İşverenler ise iyi bir ücretlendirme politikası aracılığıyla artık daha kalifiye çalışanı kurumuna çekme şansı yakalıyor. Ücret seviyelerinde göze çarpan diğer bir konu ise, ücret farklarının müdür ve üst düzey yönetici rollerinde yaklaşık yüzde 10’larda olurken, uzman seviyesine inildiğinde aradaki farkın yüzde 15 ile 20’lere çıkması. Aynı zamanda Mercer’ın her yıl yaptığı genel sektör ücret araştırmalarına göre, toplam ücret paketi göz önüne alındığında bu pozisyonlar için İzmir’de ücretin yanı sıra çalışanlara sunulan yan hakların geliştirilmesi gerekliliği de göze çarpıyor.
Mercer Hakkında
İnsan Kaynakları Yönetimi konusunda lider danışmanlık şirketi olan Mercer, 40’tan fazla ülkedeki organizasyonu ve 20 bin çalışanıyla 25 binden fazla müşterisine hizmet vermektedir. Mercer, danışmanlık verdiği firmalara; insan kaynakları stratejilerini ve sistemlerini oluşturmaları, politika ve programlarının etkinliğini anlamaları, geliştirmeleri, ölçmeleri ve uygulamaları konusunda hizmetler sunar. Mercer danışmanları, firmalara ayrıca çalışanlarıyla ilgili ücret ve yan haklar (sağlık, emeklilik vb) konularında veriler sağlar ve de bu hakların oluşturulması ve yönetilmesini içeren çözümler sunar.

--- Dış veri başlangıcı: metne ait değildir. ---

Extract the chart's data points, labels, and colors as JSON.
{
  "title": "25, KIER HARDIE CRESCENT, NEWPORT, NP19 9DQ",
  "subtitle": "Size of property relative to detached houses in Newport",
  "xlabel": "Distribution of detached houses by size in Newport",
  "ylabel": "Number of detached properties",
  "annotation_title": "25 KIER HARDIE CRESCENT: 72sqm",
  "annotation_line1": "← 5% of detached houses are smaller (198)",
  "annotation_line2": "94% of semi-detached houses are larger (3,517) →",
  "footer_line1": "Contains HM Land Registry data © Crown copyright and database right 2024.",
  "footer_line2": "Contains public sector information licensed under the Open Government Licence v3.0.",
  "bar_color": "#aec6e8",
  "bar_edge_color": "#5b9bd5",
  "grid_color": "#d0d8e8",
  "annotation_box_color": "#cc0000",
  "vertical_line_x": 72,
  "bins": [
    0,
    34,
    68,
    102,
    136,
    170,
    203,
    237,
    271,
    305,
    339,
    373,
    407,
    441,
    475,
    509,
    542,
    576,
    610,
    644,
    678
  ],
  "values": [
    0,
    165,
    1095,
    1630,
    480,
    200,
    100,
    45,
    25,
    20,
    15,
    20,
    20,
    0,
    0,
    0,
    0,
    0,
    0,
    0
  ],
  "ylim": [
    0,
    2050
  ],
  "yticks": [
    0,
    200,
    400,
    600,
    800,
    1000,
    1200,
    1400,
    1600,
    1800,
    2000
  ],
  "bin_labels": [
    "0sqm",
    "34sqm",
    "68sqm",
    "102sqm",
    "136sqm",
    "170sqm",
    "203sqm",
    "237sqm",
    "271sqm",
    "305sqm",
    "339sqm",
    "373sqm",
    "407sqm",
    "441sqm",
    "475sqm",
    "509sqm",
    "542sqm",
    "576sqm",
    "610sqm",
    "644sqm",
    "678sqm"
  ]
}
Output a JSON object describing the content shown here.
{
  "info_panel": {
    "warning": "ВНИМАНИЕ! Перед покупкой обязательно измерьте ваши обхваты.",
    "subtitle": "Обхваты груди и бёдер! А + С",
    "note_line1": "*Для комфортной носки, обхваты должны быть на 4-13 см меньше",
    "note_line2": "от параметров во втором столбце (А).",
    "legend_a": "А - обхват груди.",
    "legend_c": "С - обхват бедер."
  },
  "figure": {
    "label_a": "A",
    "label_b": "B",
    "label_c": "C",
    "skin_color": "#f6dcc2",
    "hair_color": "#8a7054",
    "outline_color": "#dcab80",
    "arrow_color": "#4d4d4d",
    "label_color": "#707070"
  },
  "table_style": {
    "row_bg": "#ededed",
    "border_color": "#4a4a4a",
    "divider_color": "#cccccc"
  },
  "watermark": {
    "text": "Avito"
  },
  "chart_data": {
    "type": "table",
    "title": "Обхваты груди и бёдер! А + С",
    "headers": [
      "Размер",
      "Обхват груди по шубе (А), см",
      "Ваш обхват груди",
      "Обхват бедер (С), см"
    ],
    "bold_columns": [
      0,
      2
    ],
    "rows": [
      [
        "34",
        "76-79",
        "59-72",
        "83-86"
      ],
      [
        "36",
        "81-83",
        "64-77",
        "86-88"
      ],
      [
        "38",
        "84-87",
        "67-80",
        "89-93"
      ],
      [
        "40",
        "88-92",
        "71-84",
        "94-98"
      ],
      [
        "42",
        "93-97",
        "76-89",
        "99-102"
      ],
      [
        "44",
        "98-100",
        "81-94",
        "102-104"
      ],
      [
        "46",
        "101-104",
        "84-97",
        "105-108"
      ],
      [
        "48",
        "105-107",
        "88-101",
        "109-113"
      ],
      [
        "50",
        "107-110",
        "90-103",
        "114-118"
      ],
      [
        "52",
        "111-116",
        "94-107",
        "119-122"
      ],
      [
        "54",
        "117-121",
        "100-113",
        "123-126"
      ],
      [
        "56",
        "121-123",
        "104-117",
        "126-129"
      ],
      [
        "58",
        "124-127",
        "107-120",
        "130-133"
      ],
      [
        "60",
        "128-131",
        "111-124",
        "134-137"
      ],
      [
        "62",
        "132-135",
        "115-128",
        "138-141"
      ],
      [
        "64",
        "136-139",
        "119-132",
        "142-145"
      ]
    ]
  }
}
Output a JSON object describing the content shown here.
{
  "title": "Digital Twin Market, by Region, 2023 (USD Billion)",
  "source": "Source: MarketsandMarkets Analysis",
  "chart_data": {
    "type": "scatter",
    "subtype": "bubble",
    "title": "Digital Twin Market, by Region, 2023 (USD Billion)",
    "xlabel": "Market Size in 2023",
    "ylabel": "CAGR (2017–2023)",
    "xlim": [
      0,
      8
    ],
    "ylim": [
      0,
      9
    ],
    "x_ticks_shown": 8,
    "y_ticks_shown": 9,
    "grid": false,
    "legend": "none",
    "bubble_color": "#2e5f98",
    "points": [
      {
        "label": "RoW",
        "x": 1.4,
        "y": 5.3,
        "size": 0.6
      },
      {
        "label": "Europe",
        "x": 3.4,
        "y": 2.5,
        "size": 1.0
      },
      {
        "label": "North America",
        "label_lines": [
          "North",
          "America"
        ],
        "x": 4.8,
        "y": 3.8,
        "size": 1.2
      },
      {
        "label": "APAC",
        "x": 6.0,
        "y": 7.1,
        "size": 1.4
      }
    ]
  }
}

Mercer aynı zamanda tüm dünyada ve Türkiye’de birçok şirkete aktüeryal yöntemlere ve kurallara uygun olarak maliyet ve yükümlülük hesaplanmasında ve raporlanmasında danışmanlık hizmeti verir. Küresel ekonominin bir uzantısı olarak, şirket satın almaları ve birleşmelerinde kıdem tazminatı karşılıklarının değerlemesi ile birlikte diğer yan fayda paketlerinin de aktüeryal değerlemesinde yerel ve global çözümler sunar.
Dünya çapındaki tecrübesini lokal platforma uygulayan Mercer, tüm süreci müşterilerinin iş stratejisi doğrultusunda geliştirir ve uygular. Uluslararası ve büyük lokaller başta olmak üzere birçok firmaya danışmanlık veren Mercer, Marsh & McLennan Companies, Inc. iştirakidir.